Here are the facts: Were it not for the 10/7 mass murder and kidnappings, not a single American bomb would be dropped by Israeli warplanes on Gaza now. No Israeli troops would be there rooting around underground for captive civilians. Food, water and fuel would all be flowing to the Muslim enclave.
If the world cared one whit for genocide, there would be United Nations resolutions condemning the decisions to drive Jews from Turkey and Iraq and Syria and Jordan and Iran and Egypt and Morocco and Tunisia and on and on, all of which have happened in the years after Hitler’s Holocaust. But there are none, because the world too often turns the other way as Jews are killed or driven from their homes.
In America on college campuses, chants of “From the river to the sea, Palestine will be free” — a call for the erasure of the Middle East’s most vibrant remaining Jewish population — echo through the halls that are supposed to be educating our future leaders. Indeed, the chant of the Capital Jewish Museum suspect, Elias Rodriguez, “Free, free, Palestine” was the calling card of moderate protesters uncomfortable with the murderous tinge of “From the river to the sea.”
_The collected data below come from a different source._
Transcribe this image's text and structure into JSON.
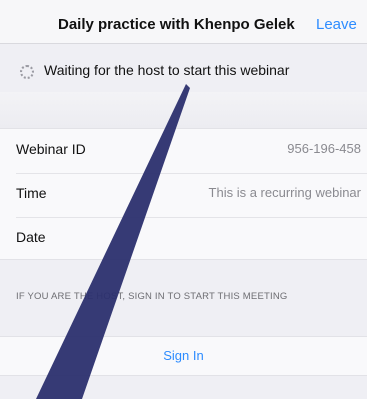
{
  "navbar": {
    "title": "Daily practice with Khenpo Gelek",
    "leave_label": "Leave"
  },
  "status": {
    "waiting_text": "Waiting for the host to start this webinar",
    "spinner_icon": "loading-spinner-icon"
  },
  "details": {
    "rows": [
      {
        "label": "Webinar ID",
        "value": "956-196-458"
      },
      {
        "label": "Time",
        "value": "This is a recurring webinar"
      },
      {
        "label": "Date",
        "value": ""
      }
    ]
  },
  "host_note": "IF YOU ARE THE HOST, SIGN IN TO START THIS MEETING",
  "signin": {
    "label": "Sign In"
  },
  "colors": {
    "accent": "#2d8cff",
    "arrow": "#2b2f6e"
  }
}
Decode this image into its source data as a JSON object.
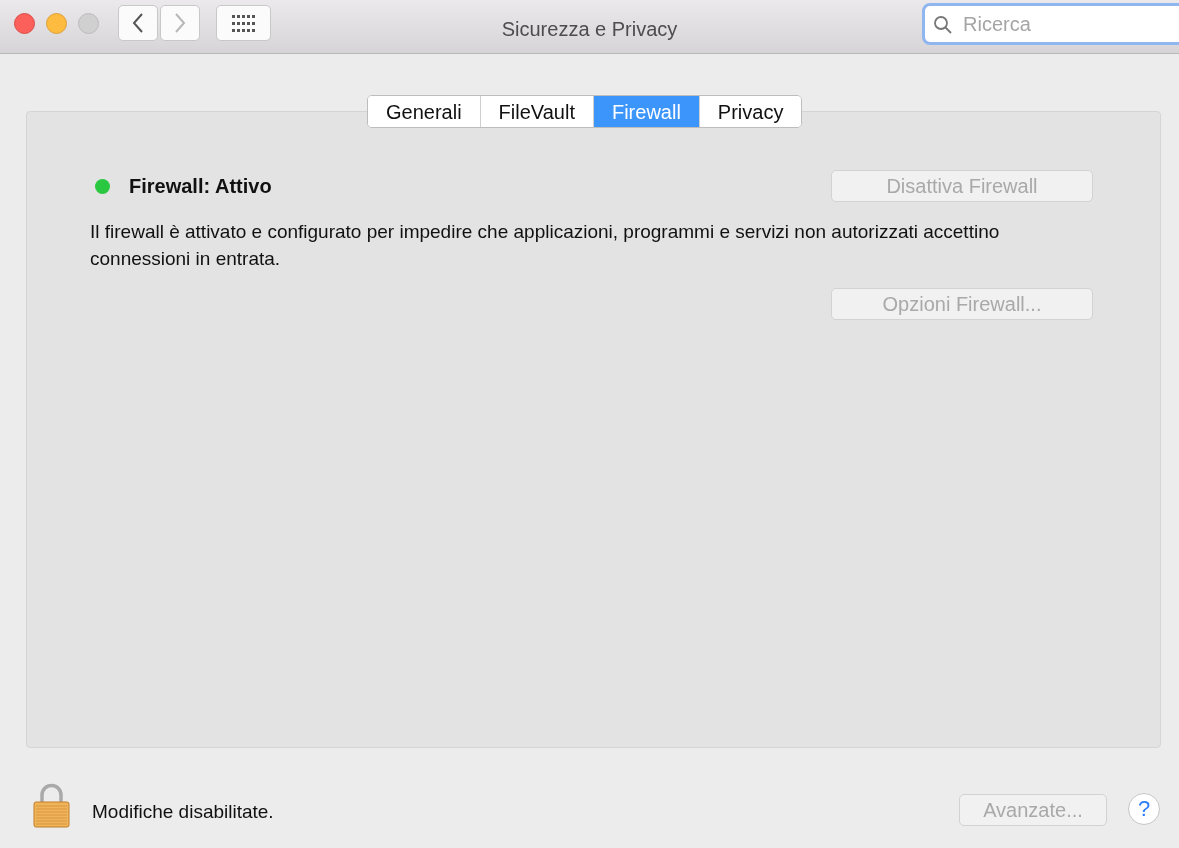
{
  "window": {
    "title": "Sicurezza e Privacy"
  },
  "navigation": [
    {
      "kind": "back",
      "disabled": false
    },
    {
      "kind": "forward",
      "disabled": true
    }
  ],
  "search": {
    "placeholder": "Ricerca"
  },
  "tabs": [
    {
      "label": "Generali",
      "selected": false
    },
    {
      "label": "FileVault",
      "selected": false
    },
    {
      "label": "Firewall",
      "selected": true
    },
    {
      "label": "Privacy",
      "selected": false
    }
  ],
  "firewall": {
    "status": "Firewall: Attivo",
    "on": true,
    "toggle_button": {
      "label": "Disattiva Firewall",
      "disabled": true
    },
    "description": "Il firewall è attivato e configurato per impedire che applicazioni, programmi e servizi non autorizzati accettino connessioni in entrata.",
    "options_button": {
      "label": "Opzioni Firewall...",
      "disabled": true
    }
  },
  "footer": {
    "locked": true,
    "lock_label": "Modifiche disabilitate.",
    "advanced_button": {
      "label": "Avanzate...",
      "disabled": true
    },
    "help": "?"
  }
}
I guess we can see how moderate.
In our home — what we like to think of as the most tolerant place on the planet, where anyone can become an American — Jewish people have faced a rising tide of antisemitism. According to an April report by the Anti-Defamation League, there were more than 9,000 incidents of anti-Jewish harassment, vandalism and assault here in 2024. That’s up more than 800% over a decade. While antisemitism is often associated with the far right, the twin epicenters of this tide of hate in America are in liberal New York and California.
The United States is home to the world’s second largest Jewish population after Israel. With the weight of history upon us, we have a responsibility to keep them safe here and in Israel.
In the wake of this horrible violence, President Donald Trump has said all the right things, but last week when he toured the Middle East, he didn’t do anything. The incitement to hate all things Jewish found in the state media and schools throughout the Middle East and often funded by Saudi Arabia, Qatar and the United Arab Emirates wasn’t even on the agenda. Qatar’s funding and hosting of Hamas was a footnote to the deal-making and Trump’s decision to accept a $400 million plane from the Qatari royals.
The murder of two Jewish kids about to embark on a life together mere blocks from the United States Senate and the White House ought to wake us up to the hate that has found a home among us. This hate is a problem for both the right and the left.
For starters, Trump should make combating it a higher priority than airborne luxury.
(Dave Mastio is a national columnist for the Kansas City Star and McClatchy newspapers.)